Когда она заставила себя встать, закатное солнце уже окрасило комнату в медовые тона. В городе такой свет она видела разве что на картинах старых мастеров в галерее, куда сбегала в особенно тяжёлые дни. А здесь он лился свободно, превращая пыльную комнату в декорации к позабытой сказке.
Нужно было разгрузить машину, но что-то удержало её. В сумке лежали документы – свобода пришла с новым паспортом, спасибо связям адвоката. Почти пять лет она носила фамилию мужа, приросла к ней, как улитка к раковине. А теперь её настоящая фамилия – от умершего отца – казалась одновременно чужой и удивительно правильной. София Велесова. Как странно звучит.
На крыльце её встретил вечерний воздух. Откуда-то издалека донёсся низкий гул маяка – глубокий, вибрирующий звук прокатился над водой, отдался где-то под рёбрами. София вздрогнула. В этом гуле было что-то первобытное, настоящее как песня кита в океанских глубинах или раскаты грома над степью.
Телефон в кармане неожиданно ожил – связь мелькнула на секунду, притащив с собой шквал уведомлений. Двадцать три пропущенных. Тридцать семь сообщений. София, не читая, смахнула всё и решительно выключила телефон. Андрей никогда не умел принимать отказы – ни в чём. Но здесь его правила больше не действовали.

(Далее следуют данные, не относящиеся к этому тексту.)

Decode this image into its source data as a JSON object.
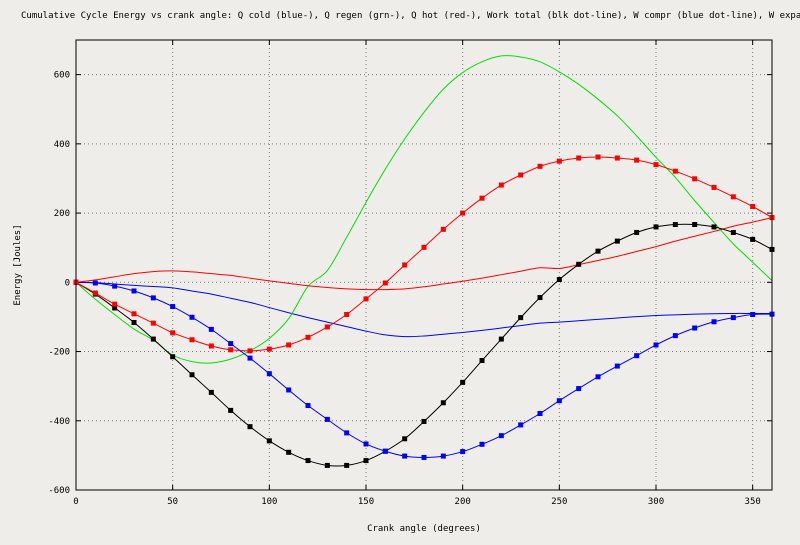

Ветер усилился, принёс запах надвигающейся грозы. София обхватила себя руками – на плечах всё ещё темнели следы синяков, последний "подарок" мужа, – но не спешила под крышу. Она смотрела на темнеющее море, на маяк, чей свет разгорался всё ярче в сгущающихся сумерках, и чувствовала, как внутри медленно разжимается давно сжатая пружина.
– Я дома… – слова сами сорвались с губ. Ветер подхватил их, унёс к морю, смешал с криками чаек и шумом волн. Впервые за пять лет эти слова не звучали как оправдание или обязанность.

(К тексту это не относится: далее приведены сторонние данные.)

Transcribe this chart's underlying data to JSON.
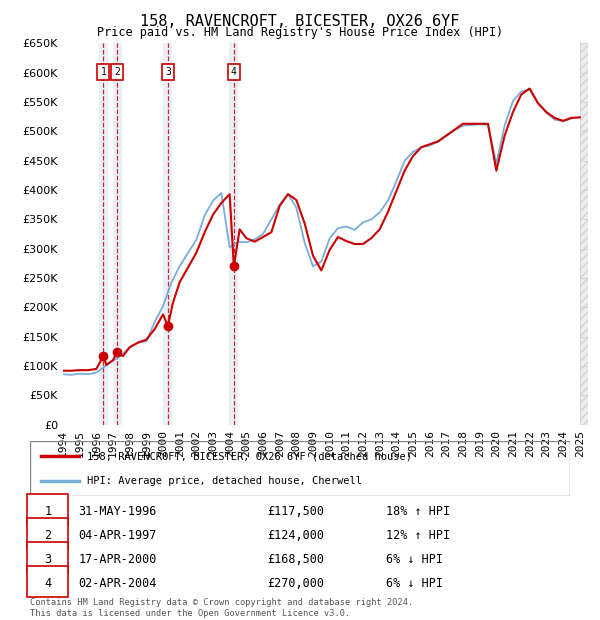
{
  "title": "158, RAVENCROFT, BICESTER, OX26 6YF",
  "subtitle": "Price paid vs. HM Land Registry's House Price Index (HPI)",
  "ylim": [
    0,
    650000
  ],
  "ytick_values": [
    0,
    50000,
    100000,
    150000,
    200000,
    250000,
    300000,
    350000,
    400000,
    450000,
    500000,
    550000,
    600000,
    650000
  ],
  "background_color": "#ffffff",
  "plot_bg_color": "#ffffff",
  "grid_color": "#cccccc",
  "red_line_color": "#cc0000",
  "blue_line_color": "#7aaddc",
  "sale_marker_color": "#cc0000",
  "sale_box_color": "#cc0000",
  "dashed_line_color": "#cc0000",
  "sale_events": [
    {
      "label": "1",
      "date": 1996.42,
      "price": 117500,
      "description": "31-MAY-1996",
      "price_str": "£117,500",
      "hpi_str": "18% ↑ HPI"
    },
    {
      "label": "2",
      "date": 1997.25,
      "price": 124000,
      "description": "04-APR-1997",
      "price_str": "£124,000",
      "hpi_str": "12% ↑ HPI"
    },
    {
      "label": "3",
      "date": 2000.29,
      "price": 168500,
      "description": "17-APR-2000",
      "price_str": "£168,500",
      "hpi_str": "6% ↓ HPI"
    },
    {
      "label": "4",
      "date": 2004.25,
      "price": 270000,
      "description": "02-APR-2004",
      "price_str": "£270,000",
      "hpi_str": "6% ↓ HPI"
    }
  ],
  "legend_red": "158, RAVENCROFT, BICESTER, OX26 6YF (detached house)",
  "legend_blue": "HPI: Average price, detached house, Cherwell",
  "footnote": "Contains HM Land Registry data © Crown copyright and database right 2024.\nThis data is licensed under the Open Government Licence v3.0.",
  "xmin": 1994.0,
  "xmax": 2025.5,
  "xtick_years": [
    1994,
    1995,
    1996,
    1997,
    1998,
    1999,
    2000,
    2001,
    2002,
    2003,
    2004,
    2005,
    2006,
    2007,
    2008,
    2009,
    2010,
    2011,
    2012,
    2013,
    2014,
    2015,
    2016,
    2017,
    2018,
    2019,
    2020,
    2021,
    2022,
    2023,
    2024,
    2025
  ],
  "hpi_years": [
    1994.0,
    1994.5,
    1995.0,
    1995.5,
    1996.0,
    1996.5,
    1997.0,
    1997.5,
    1998.0,
    1998.5,
    1999.0,
    1999.5,
    2000.0,
    2000.5,
    2001.0,
    2001.5,
    2002.0,
    2002.5,
    2003.0,
    2003.5,
    2004.0,
    2004.5,
    2005.0,
    2005.5,
    2006.0,
    2006.5,
    2007.0,
    2007.5,
    2008.0,
    2008.5,
    2009.0,
    2009.5,
    2010.0,
    2010.5,
    2011.0,
    2011.5,
    2012.0,
    2012.5,
    2013.0,
    2013.5,
    2014.0,
    2014.5,
    2015.0,
    2015.5,
    2016.0,
    2016.5,
    2017.0,
    2017.5,
    2018.0,
    2018.5,
    2019.0,
    2019.5,
    2020.0,
    2020.5,
    2021.0,
    2021.5,
    2022.0,
    2022.5,
    2023.0,
    2023.5,
    2024.0,
    2024.5,
    2025.0
  ],
  "hpi_values": [
    86000,
    85000,
    87000,
    86000,
    89000,
    99000,
    109000,
    118000,
    132000,
    140000,
    142000,
    175000,
    202000,
    242000,
    270000,
    293000,
    315000,
    357000,
    382000,
    395000,
    302000,
    312000,
    311000,
    316000,
    325000,
    350000,
    375000,
    393000,
    370000,
    310000,
    270000,
    278000,
    318000,
    335000,
    338000,
    332000,
    345000,
    350000,
    362000,
    382000,
    415000,
    450000,
    465000,
    473000,
    476000,
    482000,
    492000,
    502000,
    510000,
    511000,
    512000,
    511000,
    445000,
    510000,
    552000,
    568000,
    572000,
    548000,
    532000,
    520000,
    517000,
    522000,
    524000
  ],
  "red_years": [
    1994.0,
    1994.5,
    1995.0,
    1995.5,
    1996.0,
    1996.42,
    1996.6,
    1997.0,
    1997.25,
    1997.6,
    1998.0,
    1998.5,
    1999.0,
    1999.5,
    2000.0,
    2000.29,
    2000.6,
    2001.0,
    2001.5,
    2002.0,
    2002.5,
    2003.0,
    2003.5,
    2004.0,
    2004.25,
    2004.6,
    2005.0,
    2005.5,
    2006.0,
    2006.5,
    2007.0,
    2007.5,
    2008.0,
    2008.5,
    2009.0,
    2009.5,
    2010.0,
    2010.5,
    2011.0,
    2011.5,
    2012.0,
    2012.5,
    2013.0,
    2013.5,
    2014.0,
    2014.5,
    2015.0,
    2015.5,
    2016.0,
    2016.5,
    2017.0,
    2017.5,
    2018.0,
    2018.5,
    2019.0,
    2019.5,
    2020.0,
    2020.5,
    2021.0,
    2021.5,
    2022.0,
    2022.5,
    2023.0,
    2023.5,
    2024.0,
    2024.5,
    2025.0
  ],
  "red_values": [
    92000,
    92000,
    93000,
    93000,
    95000,
    117500,
    102000,
    110000,
    124000,
    117000,
    132000,
    140000,
    145000,
    163000,
    188000,
    168500,
    208000,
    243000,
    268000,
    293000,
    328000,
    358000,
    378000,
    393000,
    270000,
    333000,
    318000,
    312000,
    320000,
    328000,
    373000,
    393000,
    383000,
    343000,
    288000,
    263000,
    298000,
    320000,
    313000,
    308000,
    308000,
    318000,
    333000,
    363000,
    398000,
    433000,
    458000,
    473000,
    478000,
    483000,
    493000,
    503000,
    513000,
    513000,
    513000,
    513000,
    433000,
    493000,
    533000,
    563000,
    573000,
    548000,
    533000,
    523000,
    518000,
    523000,
    524000
  ]
}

Тяжёлые капли дождя загрохотали по крыльцу, когда София юркнула в дом. Впереди была ночь в незнакомом месте, но в первый раз за долгое время одиночество не душило. Здесь, между морем и небом, она чувствовала себя в безопасности – как раненый зверь, нашедший укрытие для исцеления.
Маяк снова бросил луч света, прочертил яркую полосу в сгустившейся темноте. София невольно улыбнулась – не той вымученной улыбкой, что держала наготове для друзей мужа, а настоящей, забытой, как старая фотография на дне шкатулки. Завтра будет новый день, а сегодня… сегодня хватит просто быть здесь, на пороге своей – наконец-то действительно своей – жизни.
Стук в дверь застал её за попыткой отмыть подоконник. Тряпка выскользнула из дрогнувших пальцев. В памяти тут же вспыхнул тот вечер трёхмесячной давности – такой же неожиданный стук, пьяный Андрей с букетом роз и разбитое зеркало в прихожей.
Она застыла вслушиваясь. В городе любой незваный гость вызывал панику – Андрей строго фильтровал её общение. Даже курьеры предупреждали о доставке за час, иначе следовал допрос с пристрастием.
Стук повторился – мягкий, почти мелодичный. Совсем не похожий на грубые удары, от которых содрогалась дверь их городской квартиры.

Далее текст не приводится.